A palavra memória representa simultaneamente um conjunto de processos e o resultado desses mesmos processos. A palavra tem origem no latim memor e memoria, mas o conceito, que representa o fenómeno de recordar e o conteúdo dessa recordação, está presente já nas obras de Platão e Aristóteles.
Para a psicologia cognitiva, a memória é um conjunto de capacidades cognitivas que permitem os processos de codificação, armazenamento e recuperação de informação. Quando usado no plural, “as memórias”, refere-se ao conjunto da informação armazenada e que pode ser recuperada. A memória e as memórias de cada indivíduo podem ser categorizadas de acordo com diversos fatores. Segundo Squire, os principais fatores são a duração, o nível de consciência que delas temos e a natureza dos registos mnésicos. A duração é o critério mais antigo de categorização. William James propôs a dicotomia “memória primária” e “memória secundária”, que mais tarde daria origem à dicotomia “memória de curto termo” e “memória de longo termo”, para se referir respetivamente a memórias que só estão disponíveis durante alguns minutos e a memórias que potencialmente podemos manter durante toda a vida. A conceptualização mais influente da memória de curto termo teve origem nos trabalhos de Baddeley e Hitch, nos anos 70 do séc. xx, e deu origem ao termo “memória de trabalho”. Baddeley comparou a “memória de trabalho” a um rascunho onde fica temporariamente disponível uma quantidade limitada de informação que chega ao sistema cognitivo. Nesse formato temporário, que pode ir de alguns segundos a alguns minutos, pode ser utilizada para diversas tarefas cognitivas – como a linguagem, o cálculo, ou o raciocínio – após o que deixa de estar disponível.

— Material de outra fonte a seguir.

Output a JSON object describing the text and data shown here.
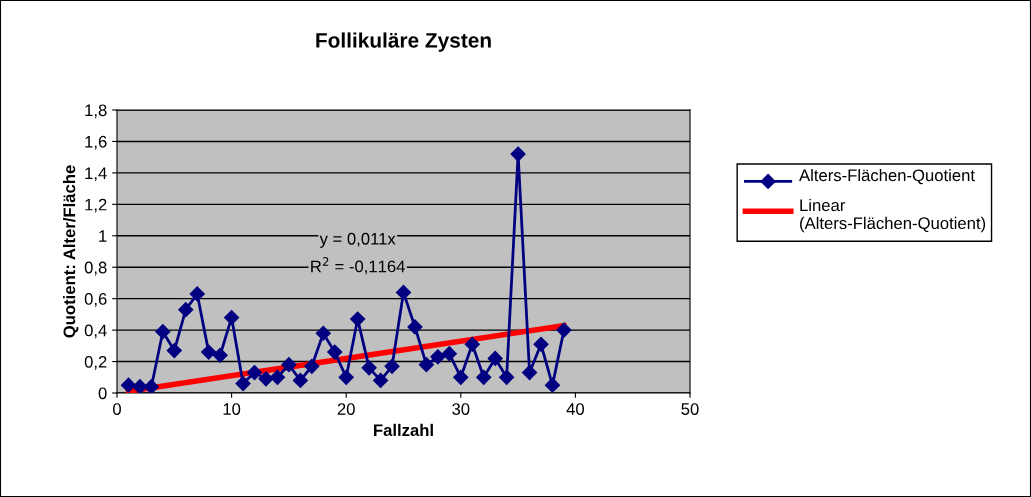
{
  "chart_data": {
    "type": "line",
    "title": "Follikuläre Zysten",
    "xlabel": "Fallzahl",
    "ylabel": "Quotient: Alter/Fläche",
    "x": [
      1,
      2,
      3,
      4,
      5,
      6,
      7,
      8,
      9,
      10,
      11,
      12,
      13,
      14,
      15,
      16,
      17,
      18,
      19,
      20,
      21,
      22,
      23,
      24,
      25,
      26,
      27,
      28,
      29,
      30,
      31,
      32,
      33,
      34,
      35,
      36,
      37,
      38,
      39
    ],
    "series": [
      {
        "name": "Alters-Flächen-Quotient",
        "color": "#000080",
        "marker": "diamond",
        "values": [
          0.05,
          0.04,
          0.04,
          0.39,
          0.27,
          0.53,
          0.63,
          0.26,
          0.24,
          0.48,
          0.06,
          0.13,
          0.09,
          0.1,
          0.18,
          0.08,
          0.17,
          0.38,
          0.26,
          0.1,
          0.47,
          0.16,
          0.08,
          0.17,
          0.64,
          0.42,
          0.18,
          0.23,
          0.25,
          0.1,
          0.31,
          0.1,
          0.22,
          0.1,
          1.52,
          0.13,
          0.31,
          0.05,
          0.4
        ]
      },
      {
        "name": "Linear (Alters-Flächen-Quotient)",
        "color": "#ff0000",
        "marker": "none",
        "x": [
          1,
          39
        ],
        "values": [
          0.011,
          0.429
        ]
      }
    ],
    "annotations": [
      "y = 0,011x",
      "R$^{2}$ = -0,1164"
    ],
    "xlim": [
      0,
      50
    ],
    "xticks": [
      0,
      10,
      20,
      30,
      40,
      50
    ],
    "ylim": [
      0,
      1.8
    ],
    "yticks": [
      0,
      {
        "value": 0.2,
        "label": "0,2"
      },
      {
        "value": 0.4,
        "label": "0,4"
      },
      {
        "value": 0.6,
        "label": "0,6"
      },
      {
        "value": 0.8,
        "label": "0,8"
      },
      1,
      {
        "value": 1.2,
        "label": "1,2"
      },
      {
        "value": 1.4,
        "label": "1,4"
      },
      {
        "value": 1.6,
        "label": "1,6"
      },
      {
        "value": 1.8,
        "label": "1,8"
      }
    ],
    "grid": "y",
    "legend": "right"
  }
}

Quanto ao nível de consciência, as memórias podem ser categorizadas como implícitas ou explícitas. As memórias implícitas são as memórias que adquirimos e a que acedemos de forma inconsciente. São exemplos destas memórias os procedimentos aprendidos, muitas vezes motores, e as associações entre estímulos, como as respostas condicionadas de carácter emocional ou somático. As memórias explícitas (também chamadas de declarativas), a que no senso comum chamamos as nossas memórias, são as memórias a que acedemos conscientemente e que podemos verbalizar e partilhar. São elas as memórias dos episódios que vivemos – a memória episódica – e as do conhecimento geral que adquirimos sobre o mundo – a memória semântica.
As neurociências têm vindo a mostrar que a formação de memórias se traduz em modificações nas células nervosas – neurónios – que fazem parte de determinadas redes neuronais. Diferentes processos de memória e diferentes tipos de memórias podem depender de diferentes redes neuronais.
A nossa memória permite guardar uma quantidade infinita de informação resultante dos encontros que temos com o mundo ao longo da vida. Essa informação, as nossas memórias, é determinante para a interação com o mundo, permitindo-nos usar o passado para interpretar o presente e prever o futuro.
As nossas memórias contribuem para a nossa identidade e espiritualidade. A espiritualidade envolve uma procura de sentido para a vida e muitas práticas e exercícios espirituais implicam, nessa procura, uma reflexão sobre a nossa identidade a partir das nossas memórias.
Do ponto de vista social e histórico, o termo memória adquire ainda um outro significado, o da memória coletiva. A memória coletiva refere-se aos factos e acontecimentos que os membros de um grupo social, cultural ou religioso partilham. Para além do substrato biológico e mental de cada um, as memórias coletivas estão presentes em substratos culturais como as narrativas, os monumentos, as comemorações e celebrações, e outros símbolos da comunidade. Tal como as memórias individuais, as memórias coletivas são determinantes para a identidade dos grupos e para as suas tomadas de decisão, estando também sujeitas a esquecimento.
O termo memória é também utilizado para designar um componente de um aparelho eletrónico, como um computador. Nestas memórias, toda a informação é registada utilizando um mesmo código binário, 0 ou 1, que representa o estado ligado ou desligado de um transístor.
Bibliog.: BADDELEY, A., “Working Memory”, Science, nº 255, 1992, pp. 556-559; HALBWACHS, Maurice, On Collective Memory, Chicago, The University of Chicago Press, 1992; WERTSCH, James V. e ROEDIGER III, Henry L., “Collective Memory: Conceptual Foundations and Theoretical Approaches”, Memory, n.º 16, 3, 2008, pp. 318-326; ROEDIGER, Henry L. e YAMASHIRO, Jeremy K., “Memory”, in STERNBERG, R. J. e W. E. PICKREN (dir.), The Cambridge Handbook of the Intellectual History of Psychology, Cambridge, Cambridge University Press, 2019, pp. 165-215; SQUIRE L. R., “Memory Systems of the Brain: A Brief History and Current Perspective”, Neurobiology of Learning and Memory, n.º 82 (3), 2004, pp. 171-177.